Mamie Elizabeth Carthan was born on November 23, 1921, in Webb, Mississippi.

In 1922, Mamie's father, Nash Carthan moved to Argo, Illinois, near Chicago, shortly after Mamie's birth.

Alma Carthan joined Louis in January 1924, bringing along two-year-old Mamie and her brother, John. They settled in a predominantly African-American neighborhood in Argo.

At age 18, Mamie met a young man from New Madrid, Missouri named Louis Till. Mamie married Louis Till on October 14, 1940. Both were 18 years old.

Emmett Louis Till was a 14-year-old African American boy who was abducted, tortured, and lynched in Mississippi in 1955, after being accused of offending a white woman in her family's grocery store.

In 1945, Ms. Till received notice from the War Department that, while serving in Italy, her husband (along with accomplice Fred A. McMurray) had been charged with raping an Italian woman. Both men were tried and convicted by a U.S. Army general court-martial and their sentence was death by hanging.

By the early 1950s, Mamie and Emmett had moved to Chicago's South Side. Mamie met and married "Pink" Bradley, but they divorced two years later.

In 1955, when Emmett was 14, his mother put him on the train to spend the summer visiting his cousins in Money, Mississippi.

Mamie's son was abducted and brutally murdered on August 28, 1955, after being accused of interacting inappropriately with a white woman. 

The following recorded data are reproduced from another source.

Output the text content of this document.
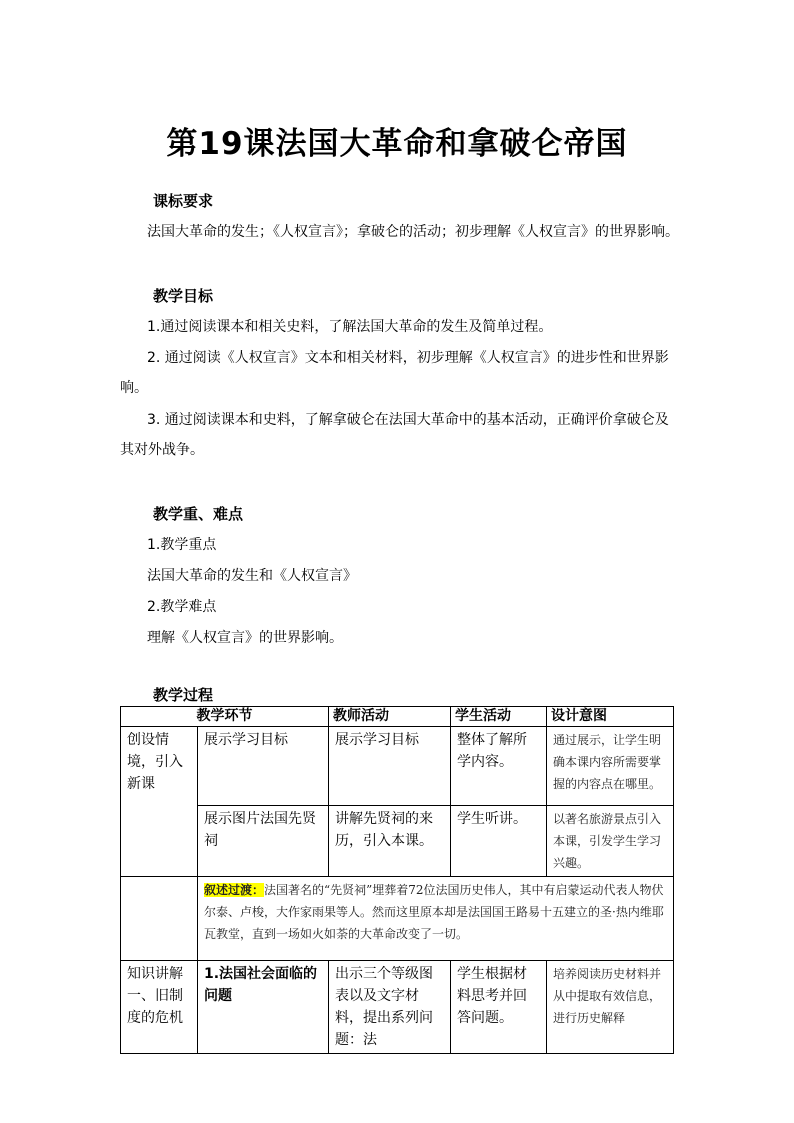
第19课法国大革命和拿破仑帝国
课标要求
法国大革命的发生；《人权宣言》；拿破仑的活动；初步理解《人权宣言》的世界影响。
教学目标
1.通过阅读课本和相关史料，了解法国大革命的发生及简单过程。
2. 通过阅读《人权宣言》文本和相关材料，初步理解《人权宣言》的进步性和世界影
响。
3. 通过阅读课本和史料，了解拿破仑在法国大革命中的基本活动，正确评价拿破仑及
其对外战争。
教学重、难点
1.教学重点
法国大革命的发生和《人权宣言》
2.教学难点
理解《人权宣言》的世界影响。
教学过程
教学环节		教师活动	学生活动	设计意图
创设情境，引入新课	展示学习目标	展示学习目标	整体了解所学内容。	通过展示，让学生明确本课内容所需要掌握的内容点在哪里。
	展示图片法国先贤祠	讲解先贤祠的来历，引入本课。	学生听讲。	以著名旅游景点引入本课，引发学生学习兴趣。
	叙述过渡：法国著名的“先贤祠”埋葬着72位法国历史伟人，其中有启蒙运动代表人物伏尔泰、卢梭，大作家雨果等人。然而这里原本却是法国国王路易十五建立的圣·热内维耶瓦教堂，直到一场如火如荼的大革命改变了一切。			
知识讲解一、旧制度的危机	1.法国社会面临的问题	出示三个等级图表以及文字材料，提出系列问题：法	学生根据材料思考并回答问题。	培养阅读历史材料并从中提取有效信息，进行历史解释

Mamie married Gene Mobley on June 24, 1957. She became a teacher, changed her surname to Till-Mobley, and continued her life as an activist working to educate people about what happened to her son.

Till graduated from Chicago Teachers College in 1960 (now Chicago State University, 1971).

In 1976, Mamie obtained a master's degree in educational administration from Loyola University Chicago.

Mamie and Gene Mobley remained happily married until Gene's death from a stroke on March 18, 2000.

On January 6, 2003, Till-Mobley died of heart failure at the age of 81. Till-Mobley was buried near her son in Burr Oak Cemetery, where her monument reads, "Her pain united a nation."

Till is an American biographical drama film directed by Chinonye Chukwu, who co-wrote the screenplay with Michael Reilly and Keith Beauchamp. It stars Danielle Deadwyler, Whoopi Goldberg, Jalyn Hall, Frankie Faison, Jayme Lawson, Tosin Cole, Kevin Carroll, Sean Patrick Thomas, John Douglas Thompson, Roger Guenveur Smith, and Haley Bennett. Production companies are Orion Pictures, Eon Productions, Frederick Zollo Productions, and Whoop, Inc.